I can still feel your ease at beginnings. Whatever today holds, you’re here for it, and you don’t have much preference.
Let’s do something fun, but the truth is you’ll make laundry fun. With stupid jokes and an easy laugh and delight in my babies I might miss most of all things. The truth is I find myself trying to keep up with the joy because while you can float away on a happy thought, my feet are dipped in concrete.

I was telling some friends how I feel like I’ve done the heavy lifting of this grief. I’m going to the gym now, lifting weights, and at first the bar was the heaviest thing I could bench. Now I can add just a little weight—10 pounds or so— and manage it, but I can feel my muscles’ confused frustration.

When you first died I was trapped under the bar. I couldn’t lift it at all. But I tried every day until I could. And it’s a good thing, because unlike at the YMCA, life adds weight over time whether you want to or not. Every new experience, every time I reached for my phone and had to put it down, every morning I woke up forgetting and had to re-remember, 2.5 pounds, 5 pounds. A birthday, 10, a new house, 15, a baby born, 50.

The weight gets added more gently now and unlike my puny arm muscles, the muscles that support my grief are shaped and toned for this. I carry the missing and the aching with me and I only notice the extra weight when I have to climb a hill.

But every now and then it lifts and I feel lighter for just a moment. Like sipping drip coffee on a quiet morning.

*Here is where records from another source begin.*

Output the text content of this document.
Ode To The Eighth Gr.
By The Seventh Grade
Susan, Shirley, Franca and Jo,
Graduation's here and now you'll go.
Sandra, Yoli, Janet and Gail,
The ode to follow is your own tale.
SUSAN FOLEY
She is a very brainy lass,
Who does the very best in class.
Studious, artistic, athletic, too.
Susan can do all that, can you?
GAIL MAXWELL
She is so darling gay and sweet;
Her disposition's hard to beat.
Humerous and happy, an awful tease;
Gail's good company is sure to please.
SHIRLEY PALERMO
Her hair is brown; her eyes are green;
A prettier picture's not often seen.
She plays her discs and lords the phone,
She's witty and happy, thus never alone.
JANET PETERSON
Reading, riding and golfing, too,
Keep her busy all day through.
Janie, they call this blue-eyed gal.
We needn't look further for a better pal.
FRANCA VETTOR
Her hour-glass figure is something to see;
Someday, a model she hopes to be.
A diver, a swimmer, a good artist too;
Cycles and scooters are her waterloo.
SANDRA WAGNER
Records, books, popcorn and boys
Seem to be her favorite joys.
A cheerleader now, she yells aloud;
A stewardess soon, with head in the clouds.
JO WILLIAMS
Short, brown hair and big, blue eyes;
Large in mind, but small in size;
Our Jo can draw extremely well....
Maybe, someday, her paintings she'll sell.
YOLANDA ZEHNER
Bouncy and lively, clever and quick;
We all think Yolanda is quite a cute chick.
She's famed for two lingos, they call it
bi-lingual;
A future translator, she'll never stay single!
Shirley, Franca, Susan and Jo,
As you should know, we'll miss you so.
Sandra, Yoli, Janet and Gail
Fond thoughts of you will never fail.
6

Then the weight settles back in as I remember that you’re gone, but honestly? I’ll take it. I know it was once enough to press me down into the earth, take my breathe, swallow me up. And I know that if I stop lifting it on purpose it could do just that. But loving you past your time with me has made me strong and resolute. I’ll keep bearing up under this because this is what I do now. And it’s better than the alternative where I never share a cup of coffee with you anymore.

Besides, you taught me how to walk with concrete on my feet.